The stage for this litigation was perhaps set by the Supreme Court’s opinion in Northwest, Inc. v. Ginsberg, 134 S.Ct. 1422 (2014). In Northwest, a breach of contract case involving an airline’s termination of a customer’s frequent flyer membership for alleged improper conduct, Justice Alito managed to make it through the majority opinion without once citing a single ERISA preemption case (let alone, Travelers), except indirectly through Morales, stating that the relevant state (contract-based) law was preempted if it had “a connection with, or reference to” airline prices, routes, or services. That is obviously ERISA language borrowed from Shaw, but it may not be an accident that Shaw was never cited. (Are there institutional concerns about muddying ERISA preemption law?)
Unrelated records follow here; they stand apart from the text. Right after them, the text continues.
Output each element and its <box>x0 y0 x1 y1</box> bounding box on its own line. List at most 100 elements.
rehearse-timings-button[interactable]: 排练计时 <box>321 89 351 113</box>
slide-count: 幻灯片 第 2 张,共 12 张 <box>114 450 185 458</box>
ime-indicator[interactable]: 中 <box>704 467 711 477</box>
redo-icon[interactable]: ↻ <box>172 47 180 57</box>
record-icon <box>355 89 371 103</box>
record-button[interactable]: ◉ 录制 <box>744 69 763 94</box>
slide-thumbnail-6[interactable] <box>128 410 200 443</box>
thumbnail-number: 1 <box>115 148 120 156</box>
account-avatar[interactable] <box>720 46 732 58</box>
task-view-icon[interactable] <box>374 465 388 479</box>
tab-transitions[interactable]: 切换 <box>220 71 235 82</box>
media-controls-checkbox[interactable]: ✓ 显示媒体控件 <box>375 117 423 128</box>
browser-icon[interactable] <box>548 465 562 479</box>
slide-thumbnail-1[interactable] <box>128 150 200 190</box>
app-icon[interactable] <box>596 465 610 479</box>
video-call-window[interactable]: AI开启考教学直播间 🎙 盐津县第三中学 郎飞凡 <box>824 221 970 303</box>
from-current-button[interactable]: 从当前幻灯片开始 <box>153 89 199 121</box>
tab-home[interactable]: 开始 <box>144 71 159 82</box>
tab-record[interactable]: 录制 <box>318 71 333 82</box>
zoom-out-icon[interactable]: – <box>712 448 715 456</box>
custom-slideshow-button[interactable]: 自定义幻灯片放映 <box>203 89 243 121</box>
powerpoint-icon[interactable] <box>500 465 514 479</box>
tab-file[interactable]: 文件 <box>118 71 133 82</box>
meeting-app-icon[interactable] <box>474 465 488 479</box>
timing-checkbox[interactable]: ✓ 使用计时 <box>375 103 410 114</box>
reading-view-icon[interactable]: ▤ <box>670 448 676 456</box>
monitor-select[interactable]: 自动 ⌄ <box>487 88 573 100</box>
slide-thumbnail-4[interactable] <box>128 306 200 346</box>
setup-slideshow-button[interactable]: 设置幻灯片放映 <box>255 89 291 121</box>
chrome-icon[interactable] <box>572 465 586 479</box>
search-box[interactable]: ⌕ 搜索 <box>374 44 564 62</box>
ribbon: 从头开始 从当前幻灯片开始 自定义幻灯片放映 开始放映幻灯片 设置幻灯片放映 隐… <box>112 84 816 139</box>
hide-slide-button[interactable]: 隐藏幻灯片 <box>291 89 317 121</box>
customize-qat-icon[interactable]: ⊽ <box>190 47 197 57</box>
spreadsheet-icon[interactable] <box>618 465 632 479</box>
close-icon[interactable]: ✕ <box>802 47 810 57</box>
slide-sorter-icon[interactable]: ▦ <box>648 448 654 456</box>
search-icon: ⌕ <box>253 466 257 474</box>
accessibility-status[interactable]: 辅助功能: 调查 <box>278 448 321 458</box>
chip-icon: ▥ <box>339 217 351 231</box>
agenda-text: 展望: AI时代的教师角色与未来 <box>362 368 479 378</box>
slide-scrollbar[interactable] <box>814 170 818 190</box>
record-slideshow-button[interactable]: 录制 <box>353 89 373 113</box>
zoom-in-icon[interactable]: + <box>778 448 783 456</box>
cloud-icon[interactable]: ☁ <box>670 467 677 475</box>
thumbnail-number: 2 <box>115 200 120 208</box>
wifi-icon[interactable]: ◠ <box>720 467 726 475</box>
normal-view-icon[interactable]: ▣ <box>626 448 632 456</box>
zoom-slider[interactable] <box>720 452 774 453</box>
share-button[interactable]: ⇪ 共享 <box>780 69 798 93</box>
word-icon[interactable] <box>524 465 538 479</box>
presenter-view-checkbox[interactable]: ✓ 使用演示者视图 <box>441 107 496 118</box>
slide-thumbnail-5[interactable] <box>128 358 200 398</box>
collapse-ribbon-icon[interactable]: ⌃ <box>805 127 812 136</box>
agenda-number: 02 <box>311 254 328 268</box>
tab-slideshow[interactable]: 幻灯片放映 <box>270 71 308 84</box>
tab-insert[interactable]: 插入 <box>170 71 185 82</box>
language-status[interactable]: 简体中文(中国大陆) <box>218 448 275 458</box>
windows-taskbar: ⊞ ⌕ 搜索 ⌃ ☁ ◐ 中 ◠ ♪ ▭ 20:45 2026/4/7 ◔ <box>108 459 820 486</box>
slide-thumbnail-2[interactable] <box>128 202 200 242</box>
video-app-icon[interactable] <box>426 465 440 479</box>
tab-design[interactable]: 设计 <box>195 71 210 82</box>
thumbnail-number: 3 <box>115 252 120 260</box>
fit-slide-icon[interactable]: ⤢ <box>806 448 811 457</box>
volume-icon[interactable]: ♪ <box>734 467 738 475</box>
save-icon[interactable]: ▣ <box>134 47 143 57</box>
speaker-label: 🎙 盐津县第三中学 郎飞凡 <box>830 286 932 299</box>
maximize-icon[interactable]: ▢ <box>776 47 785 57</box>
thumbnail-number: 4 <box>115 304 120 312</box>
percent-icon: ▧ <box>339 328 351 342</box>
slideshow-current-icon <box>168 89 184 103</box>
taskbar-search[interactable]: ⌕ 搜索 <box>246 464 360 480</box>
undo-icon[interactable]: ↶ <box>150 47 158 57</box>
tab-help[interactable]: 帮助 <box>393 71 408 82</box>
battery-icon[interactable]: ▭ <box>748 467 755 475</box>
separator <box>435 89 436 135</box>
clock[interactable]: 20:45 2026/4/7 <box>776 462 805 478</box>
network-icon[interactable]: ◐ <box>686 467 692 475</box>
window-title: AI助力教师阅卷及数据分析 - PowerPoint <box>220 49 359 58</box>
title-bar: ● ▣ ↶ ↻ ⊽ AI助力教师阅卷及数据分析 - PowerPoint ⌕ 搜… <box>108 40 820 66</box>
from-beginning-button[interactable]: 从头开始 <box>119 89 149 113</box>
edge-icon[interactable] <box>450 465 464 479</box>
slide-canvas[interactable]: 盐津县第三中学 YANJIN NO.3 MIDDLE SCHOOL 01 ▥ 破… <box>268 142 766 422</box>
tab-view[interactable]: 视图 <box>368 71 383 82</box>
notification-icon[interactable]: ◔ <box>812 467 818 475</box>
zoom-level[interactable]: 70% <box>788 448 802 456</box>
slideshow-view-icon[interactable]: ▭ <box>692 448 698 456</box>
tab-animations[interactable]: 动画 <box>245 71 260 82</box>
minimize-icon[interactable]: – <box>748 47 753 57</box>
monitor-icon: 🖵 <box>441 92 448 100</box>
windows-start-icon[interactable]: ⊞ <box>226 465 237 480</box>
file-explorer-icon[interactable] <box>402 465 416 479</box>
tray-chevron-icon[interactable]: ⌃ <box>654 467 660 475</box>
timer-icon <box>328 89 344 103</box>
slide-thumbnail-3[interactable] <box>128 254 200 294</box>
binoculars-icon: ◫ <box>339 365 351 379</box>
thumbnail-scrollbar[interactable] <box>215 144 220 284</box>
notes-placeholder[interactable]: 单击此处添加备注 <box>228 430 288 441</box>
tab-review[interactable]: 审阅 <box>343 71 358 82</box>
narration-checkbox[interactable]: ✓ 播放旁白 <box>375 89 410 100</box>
The strongest argument against applying (or even thinking about) Travelers was identified by Justice Thomas's dissent in Wolens. “Congress has recently revisited § 1305 [in 1994], and said that it ‘d[id] not intend to alter the broad pre-emption interpretation adopted by the United States Supreme Court in Morales,’ H.R.Conf.Rep. No. 103-677, p. 83 (1994).” But this does not answer the question of how broad preemption should be under current law because Morales relied on Shaw, which was significantly modified by Travelers with apparent subsequent acquiescence by Congress. Morales, moreover, as had Shaw before it, embraced the proposition that “[s]ome state actions may affect [airline fares] in too tenuous, remote, or peripheral a manner” to have pre-emptive effect.
In the end, the federal courts must decide 1) if they will continue to apply ERISA preemption analysis; and 2) if so, whether that [Shaw] analysis must be updated considering Travelers. Even assuming Shaw [bizarrely] applies, where is the “tenuousness” line, and can there be any convincing argument that Congress meant to preempt state regulation of air ambulance services? So far as I can discern, EagleMed and Bailey failed to analyze these questions adequately.